The latest report by the UN Intergovernmental Panel on Climate Change (IPCC) has been endorsed by the Insulation Council of Australia and New Zealand (ICANZ).

The IPCC found that : “Energy efficiency options for new and existing buildings could considerably reduce CO2 emissions with net economic benefit.”

Dennis D’Arcy, ICANZ President, says that there are enormous economic, environmental and social benefits to be gained through demand-side solutions to the challenge of climate change, and improving the extent of insulation across Australia's housing stock is the most important.

According to the Australian Bureau of Statistics almost 40 per cent of Australian homes do not have ceiling insulation. These homes, many of them rental properties, waste energy and produce enormous quantities of unnecessary greenhouse gas emissions.

“Installing effective insulation into uninsulated homes creates substantial reductions in greenhouse gas emissions now, not in ten years or more,” D’Arcy says.

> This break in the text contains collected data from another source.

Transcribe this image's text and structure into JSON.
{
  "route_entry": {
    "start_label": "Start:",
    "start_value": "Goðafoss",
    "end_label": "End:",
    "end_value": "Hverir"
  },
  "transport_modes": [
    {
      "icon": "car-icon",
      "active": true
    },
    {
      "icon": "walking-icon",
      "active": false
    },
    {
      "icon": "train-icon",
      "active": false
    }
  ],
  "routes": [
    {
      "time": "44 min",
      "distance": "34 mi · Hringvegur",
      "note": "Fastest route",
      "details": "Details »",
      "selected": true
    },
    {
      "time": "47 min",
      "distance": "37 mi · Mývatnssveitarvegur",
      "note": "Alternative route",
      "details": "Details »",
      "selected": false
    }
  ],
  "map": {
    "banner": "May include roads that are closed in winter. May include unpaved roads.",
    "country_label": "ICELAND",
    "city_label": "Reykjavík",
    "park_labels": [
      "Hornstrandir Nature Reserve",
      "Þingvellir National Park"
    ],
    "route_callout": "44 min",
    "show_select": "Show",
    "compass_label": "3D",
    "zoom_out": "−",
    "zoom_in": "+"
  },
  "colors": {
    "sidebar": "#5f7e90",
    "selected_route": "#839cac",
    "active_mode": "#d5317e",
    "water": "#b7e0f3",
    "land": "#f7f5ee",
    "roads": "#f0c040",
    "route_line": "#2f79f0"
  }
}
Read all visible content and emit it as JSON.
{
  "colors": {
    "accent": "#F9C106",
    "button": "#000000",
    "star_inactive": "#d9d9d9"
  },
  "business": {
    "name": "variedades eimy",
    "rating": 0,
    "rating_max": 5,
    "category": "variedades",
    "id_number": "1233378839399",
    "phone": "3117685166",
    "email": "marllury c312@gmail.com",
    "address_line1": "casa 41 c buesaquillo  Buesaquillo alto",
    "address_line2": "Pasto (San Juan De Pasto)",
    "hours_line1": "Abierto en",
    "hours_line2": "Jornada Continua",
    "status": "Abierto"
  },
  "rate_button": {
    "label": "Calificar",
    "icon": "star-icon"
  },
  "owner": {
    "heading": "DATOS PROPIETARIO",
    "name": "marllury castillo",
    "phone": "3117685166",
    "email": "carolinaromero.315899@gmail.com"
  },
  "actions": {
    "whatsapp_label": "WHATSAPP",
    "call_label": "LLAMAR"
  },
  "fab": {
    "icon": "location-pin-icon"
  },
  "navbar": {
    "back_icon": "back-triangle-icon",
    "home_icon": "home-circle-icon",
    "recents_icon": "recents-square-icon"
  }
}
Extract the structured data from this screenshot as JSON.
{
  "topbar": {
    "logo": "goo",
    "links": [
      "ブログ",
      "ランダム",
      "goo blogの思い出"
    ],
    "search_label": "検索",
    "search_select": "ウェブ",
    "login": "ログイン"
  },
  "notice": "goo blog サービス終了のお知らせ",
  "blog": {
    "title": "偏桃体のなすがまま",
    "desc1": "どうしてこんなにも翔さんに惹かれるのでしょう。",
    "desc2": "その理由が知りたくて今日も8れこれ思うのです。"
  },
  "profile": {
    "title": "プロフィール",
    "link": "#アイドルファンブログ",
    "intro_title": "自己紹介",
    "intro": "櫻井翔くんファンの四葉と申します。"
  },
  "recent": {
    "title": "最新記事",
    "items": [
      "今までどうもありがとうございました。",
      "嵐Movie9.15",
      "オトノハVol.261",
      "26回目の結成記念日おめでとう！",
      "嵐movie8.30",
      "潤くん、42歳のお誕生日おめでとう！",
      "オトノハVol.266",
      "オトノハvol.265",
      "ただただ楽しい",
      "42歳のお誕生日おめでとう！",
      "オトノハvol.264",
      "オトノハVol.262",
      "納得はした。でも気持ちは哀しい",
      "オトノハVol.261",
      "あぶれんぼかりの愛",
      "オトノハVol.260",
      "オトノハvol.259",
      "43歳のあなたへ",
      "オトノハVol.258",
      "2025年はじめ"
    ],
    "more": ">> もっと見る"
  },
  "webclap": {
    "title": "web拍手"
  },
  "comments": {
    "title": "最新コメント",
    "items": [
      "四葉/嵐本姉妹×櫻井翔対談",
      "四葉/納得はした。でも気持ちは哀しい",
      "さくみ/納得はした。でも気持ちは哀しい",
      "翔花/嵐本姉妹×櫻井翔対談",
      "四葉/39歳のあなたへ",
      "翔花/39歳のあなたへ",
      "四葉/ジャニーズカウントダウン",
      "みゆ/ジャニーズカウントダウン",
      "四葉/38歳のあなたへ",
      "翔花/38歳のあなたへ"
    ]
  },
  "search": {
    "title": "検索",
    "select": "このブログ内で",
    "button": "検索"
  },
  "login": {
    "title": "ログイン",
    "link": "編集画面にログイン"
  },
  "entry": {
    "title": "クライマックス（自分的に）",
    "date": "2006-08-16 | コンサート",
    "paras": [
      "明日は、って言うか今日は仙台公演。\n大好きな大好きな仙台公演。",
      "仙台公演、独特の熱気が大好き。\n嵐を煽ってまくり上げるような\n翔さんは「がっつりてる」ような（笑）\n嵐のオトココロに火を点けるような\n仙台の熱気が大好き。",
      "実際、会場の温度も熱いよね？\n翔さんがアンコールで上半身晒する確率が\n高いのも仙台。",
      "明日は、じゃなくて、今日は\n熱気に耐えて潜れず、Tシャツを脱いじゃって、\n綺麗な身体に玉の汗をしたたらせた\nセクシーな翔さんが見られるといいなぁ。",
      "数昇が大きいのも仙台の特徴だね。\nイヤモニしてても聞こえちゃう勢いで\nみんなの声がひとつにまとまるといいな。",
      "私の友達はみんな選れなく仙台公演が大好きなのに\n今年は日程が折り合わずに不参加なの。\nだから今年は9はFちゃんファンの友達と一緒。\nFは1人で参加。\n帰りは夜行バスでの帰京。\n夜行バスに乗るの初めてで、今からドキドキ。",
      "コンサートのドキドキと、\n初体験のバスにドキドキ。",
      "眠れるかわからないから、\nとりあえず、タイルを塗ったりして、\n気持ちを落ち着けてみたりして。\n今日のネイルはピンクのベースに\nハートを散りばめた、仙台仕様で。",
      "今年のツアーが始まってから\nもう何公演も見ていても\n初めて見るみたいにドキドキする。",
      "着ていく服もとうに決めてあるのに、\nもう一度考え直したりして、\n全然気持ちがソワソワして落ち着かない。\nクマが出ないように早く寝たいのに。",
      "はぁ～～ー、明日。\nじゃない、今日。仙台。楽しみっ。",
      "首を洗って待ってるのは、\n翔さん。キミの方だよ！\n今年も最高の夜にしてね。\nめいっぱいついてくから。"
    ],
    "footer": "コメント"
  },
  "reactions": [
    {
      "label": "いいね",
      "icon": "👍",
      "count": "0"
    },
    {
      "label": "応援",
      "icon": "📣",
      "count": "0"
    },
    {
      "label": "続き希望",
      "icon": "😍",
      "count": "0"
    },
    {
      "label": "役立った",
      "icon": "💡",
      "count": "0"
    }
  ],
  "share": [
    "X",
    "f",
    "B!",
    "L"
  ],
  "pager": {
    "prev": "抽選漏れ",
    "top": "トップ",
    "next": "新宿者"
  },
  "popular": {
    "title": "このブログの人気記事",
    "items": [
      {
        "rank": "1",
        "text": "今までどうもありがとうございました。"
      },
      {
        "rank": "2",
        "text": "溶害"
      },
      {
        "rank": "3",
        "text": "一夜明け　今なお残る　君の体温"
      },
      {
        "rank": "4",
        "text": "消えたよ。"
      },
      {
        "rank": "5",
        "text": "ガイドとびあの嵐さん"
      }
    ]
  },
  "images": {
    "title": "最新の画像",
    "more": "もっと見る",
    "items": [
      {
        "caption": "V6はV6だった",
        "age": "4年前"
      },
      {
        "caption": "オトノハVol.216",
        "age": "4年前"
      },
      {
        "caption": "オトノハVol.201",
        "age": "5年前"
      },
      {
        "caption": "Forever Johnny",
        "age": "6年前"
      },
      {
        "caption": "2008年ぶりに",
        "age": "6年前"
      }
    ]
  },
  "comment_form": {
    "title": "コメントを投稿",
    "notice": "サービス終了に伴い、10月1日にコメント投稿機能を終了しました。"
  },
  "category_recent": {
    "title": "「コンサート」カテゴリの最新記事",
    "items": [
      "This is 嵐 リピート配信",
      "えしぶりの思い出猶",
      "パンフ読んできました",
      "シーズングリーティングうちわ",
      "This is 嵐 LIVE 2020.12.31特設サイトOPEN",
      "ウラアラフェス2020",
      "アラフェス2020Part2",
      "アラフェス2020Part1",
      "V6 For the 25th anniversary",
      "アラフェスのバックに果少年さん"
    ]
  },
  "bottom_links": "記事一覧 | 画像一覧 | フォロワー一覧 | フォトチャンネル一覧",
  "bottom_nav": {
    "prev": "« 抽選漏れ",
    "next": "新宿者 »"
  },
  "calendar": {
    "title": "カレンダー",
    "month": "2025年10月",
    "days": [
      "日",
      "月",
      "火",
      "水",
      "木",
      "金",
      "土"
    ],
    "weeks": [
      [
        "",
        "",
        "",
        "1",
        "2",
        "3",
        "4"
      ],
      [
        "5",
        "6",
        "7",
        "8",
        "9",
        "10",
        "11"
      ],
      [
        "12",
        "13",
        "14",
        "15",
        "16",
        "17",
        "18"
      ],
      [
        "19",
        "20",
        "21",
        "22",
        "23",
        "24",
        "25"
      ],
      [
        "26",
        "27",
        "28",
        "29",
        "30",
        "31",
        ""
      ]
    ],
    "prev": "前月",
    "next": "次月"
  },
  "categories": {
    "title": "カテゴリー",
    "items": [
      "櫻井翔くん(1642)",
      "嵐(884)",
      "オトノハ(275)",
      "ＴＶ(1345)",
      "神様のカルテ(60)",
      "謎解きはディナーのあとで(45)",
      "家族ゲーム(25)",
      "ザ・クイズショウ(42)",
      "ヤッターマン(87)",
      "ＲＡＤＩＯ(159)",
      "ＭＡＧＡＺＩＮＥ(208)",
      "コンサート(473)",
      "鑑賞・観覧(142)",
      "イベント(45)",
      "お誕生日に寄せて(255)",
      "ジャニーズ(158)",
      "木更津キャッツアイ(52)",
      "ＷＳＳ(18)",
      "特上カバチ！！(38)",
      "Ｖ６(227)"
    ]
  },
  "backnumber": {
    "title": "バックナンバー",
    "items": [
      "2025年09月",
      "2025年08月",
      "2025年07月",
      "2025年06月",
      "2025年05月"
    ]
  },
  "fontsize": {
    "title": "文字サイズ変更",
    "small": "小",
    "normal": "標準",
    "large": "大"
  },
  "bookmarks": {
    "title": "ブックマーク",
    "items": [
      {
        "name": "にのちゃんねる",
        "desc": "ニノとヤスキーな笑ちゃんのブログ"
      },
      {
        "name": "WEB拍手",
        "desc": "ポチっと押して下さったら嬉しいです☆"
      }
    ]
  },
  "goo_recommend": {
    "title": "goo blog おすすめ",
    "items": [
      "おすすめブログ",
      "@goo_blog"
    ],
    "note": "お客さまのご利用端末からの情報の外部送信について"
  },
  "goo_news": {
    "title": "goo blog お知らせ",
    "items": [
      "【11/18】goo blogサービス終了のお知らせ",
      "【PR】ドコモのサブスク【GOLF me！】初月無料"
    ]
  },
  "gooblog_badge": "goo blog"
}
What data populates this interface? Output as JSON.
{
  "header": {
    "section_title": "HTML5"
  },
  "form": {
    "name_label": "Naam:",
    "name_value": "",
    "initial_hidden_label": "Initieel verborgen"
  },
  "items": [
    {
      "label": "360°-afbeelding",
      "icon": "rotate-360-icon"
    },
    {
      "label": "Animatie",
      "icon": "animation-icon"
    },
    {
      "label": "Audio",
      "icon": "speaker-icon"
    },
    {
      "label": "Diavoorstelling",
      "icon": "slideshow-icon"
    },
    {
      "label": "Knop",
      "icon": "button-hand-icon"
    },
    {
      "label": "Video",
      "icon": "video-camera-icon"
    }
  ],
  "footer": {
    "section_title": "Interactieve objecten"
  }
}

“Retrofitting insulation into uninsulated Australian homes is a low cost climate change response ripe for picking. It will deliver immediate and substantial greenhouse gas reductions for Australia,” he says.

ICANZ also claims that Australia’s housing stock is among the least energy efficient in the developed world, and policies that seek to redress this situation are in the best interests of Australia.